Regardless of the revised Common Rule and reliance agreements, local IRBs ultimately will be responsible for any incidents at their institution, Stoffel says.

“I created a chart, saying, ‘What does your institution require for reportable event reporting?’” Stoffel says.

The chart shows study teams what to report locally and what to report to the central IRB.

So far, the reliance has worked well, Stoffel notes. “What’s instrumental in the success of this format is having one person — or at least a central location — for communication,” she explains. “Anytime any of our coordinators have a question, they can call me.”

The central IRB has an online submission system, and it’s able to send all approval documents to a distribution list. New sites automatically get all of the approved documents, Stoffel says.

As IRBs create more reliance agreements, they’ll find that their culture will change, she suggests.

“Over the last two years, I’ve seen culture changes by leaps and bounds,” Stoffel says.

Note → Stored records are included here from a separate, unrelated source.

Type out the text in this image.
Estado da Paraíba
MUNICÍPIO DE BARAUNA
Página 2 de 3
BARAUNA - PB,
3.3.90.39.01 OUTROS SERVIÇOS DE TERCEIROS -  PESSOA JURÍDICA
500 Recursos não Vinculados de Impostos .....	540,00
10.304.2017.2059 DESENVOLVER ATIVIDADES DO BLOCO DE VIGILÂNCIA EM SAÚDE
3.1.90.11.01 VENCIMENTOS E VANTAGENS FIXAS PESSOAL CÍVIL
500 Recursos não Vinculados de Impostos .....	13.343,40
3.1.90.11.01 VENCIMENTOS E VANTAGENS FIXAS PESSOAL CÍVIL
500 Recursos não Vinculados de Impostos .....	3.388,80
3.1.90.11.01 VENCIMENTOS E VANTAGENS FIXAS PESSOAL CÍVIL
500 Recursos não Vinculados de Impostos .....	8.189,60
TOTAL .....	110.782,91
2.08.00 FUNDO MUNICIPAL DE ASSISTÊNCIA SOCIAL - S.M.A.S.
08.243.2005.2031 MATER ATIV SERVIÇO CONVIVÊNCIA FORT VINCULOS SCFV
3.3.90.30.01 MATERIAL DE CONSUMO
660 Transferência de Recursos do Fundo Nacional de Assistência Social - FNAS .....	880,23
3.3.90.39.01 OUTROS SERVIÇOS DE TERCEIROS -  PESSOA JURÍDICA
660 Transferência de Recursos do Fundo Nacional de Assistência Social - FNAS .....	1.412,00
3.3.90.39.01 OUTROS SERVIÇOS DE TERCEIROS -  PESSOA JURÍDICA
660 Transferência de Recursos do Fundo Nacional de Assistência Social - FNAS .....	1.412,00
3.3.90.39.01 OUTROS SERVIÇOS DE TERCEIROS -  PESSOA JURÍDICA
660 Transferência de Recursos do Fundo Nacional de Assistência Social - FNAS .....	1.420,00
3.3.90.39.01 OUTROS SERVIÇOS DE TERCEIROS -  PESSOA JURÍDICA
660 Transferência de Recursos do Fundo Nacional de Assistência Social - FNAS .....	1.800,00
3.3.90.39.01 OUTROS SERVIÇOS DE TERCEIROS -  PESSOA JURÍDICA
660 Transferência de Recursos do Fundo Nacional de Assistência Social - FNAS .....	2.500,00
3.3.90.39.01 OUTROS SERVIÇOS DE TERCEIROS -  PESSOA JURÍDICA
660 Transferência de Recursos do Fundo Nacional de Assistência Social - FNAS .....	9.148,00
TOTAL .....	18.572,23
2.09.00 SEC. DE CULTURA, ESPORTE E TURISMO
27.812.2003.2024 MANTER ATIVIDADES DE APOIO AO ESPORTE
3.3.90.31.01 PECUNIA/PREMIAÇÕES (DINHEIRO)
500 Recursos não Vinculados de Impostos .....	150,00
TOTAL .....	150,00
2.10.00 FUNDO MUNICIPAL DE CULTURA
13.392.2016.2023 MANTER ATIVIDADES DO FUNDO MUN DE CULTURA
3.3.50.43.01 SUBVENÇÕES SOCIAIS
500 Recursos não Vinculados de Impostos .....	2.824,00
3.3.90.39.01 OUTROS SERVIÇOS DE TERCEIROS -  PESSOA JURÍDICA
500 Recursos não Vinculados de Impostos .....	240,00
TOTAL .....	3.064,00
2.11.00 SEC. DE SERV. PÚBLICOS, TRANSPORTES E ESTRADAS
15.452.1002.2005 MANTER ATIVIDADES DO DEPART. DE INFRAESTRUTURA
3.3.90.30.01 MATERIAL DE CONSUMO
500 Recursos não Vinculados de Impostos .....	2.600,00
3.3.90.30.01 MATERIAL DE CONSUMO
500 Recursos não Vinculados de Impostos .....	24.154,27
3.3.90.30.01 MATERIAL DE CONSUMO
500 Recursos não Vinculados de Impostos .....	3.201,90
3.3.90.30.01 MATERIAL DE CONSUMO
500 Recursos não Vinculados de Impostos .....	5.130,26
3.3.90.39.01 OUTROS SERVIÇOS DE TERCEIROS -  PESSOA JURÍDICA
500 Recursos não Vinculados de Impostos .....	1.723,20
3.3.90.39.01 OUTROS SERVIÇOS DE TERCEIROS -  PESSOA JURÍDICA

IRBs must know which requirements are state laws, versus which are institutional and cultural rules. “Do we have a written policy of how the written assent is obtained, or do we rely on the central IRB to make sure all sites are doing it the same way?” she says. “I went with the most conservative site’s consent policy, and we all did that one — everybody agreed to it. It was also difficult to drill it down to one HIPAA template. I wanted it to be consistent across all sites.”

Another challenge is that each site has its own approved informed consent language. “This required language was not actual policy, and it wasn’t just culture,” Stoffel says.

Stoffel put all required language that is based on policy in a checklist each human research protection program uses.

“We took those and meshed them with NIH language, and we got them all approved,” she adds.

As more local IRBs enter into reliance agreements with external IRBs, the logistical details might become less difficult. For instance, Rousselle has noticed that the agreements seem to be merging toward a common set of terms.

“The more we rely on each other, the more we see these terms and agreements that look good, and the terms seem a little more homogenous, which is good,” she says. “We developed a checklist of things we need in a reliance agreement to make sure everything is in there, and it’s not as time-consuming now.”


  1. Federal policy for the protection of human subjects. Fed Reg. 2017;82(12):7149-7273.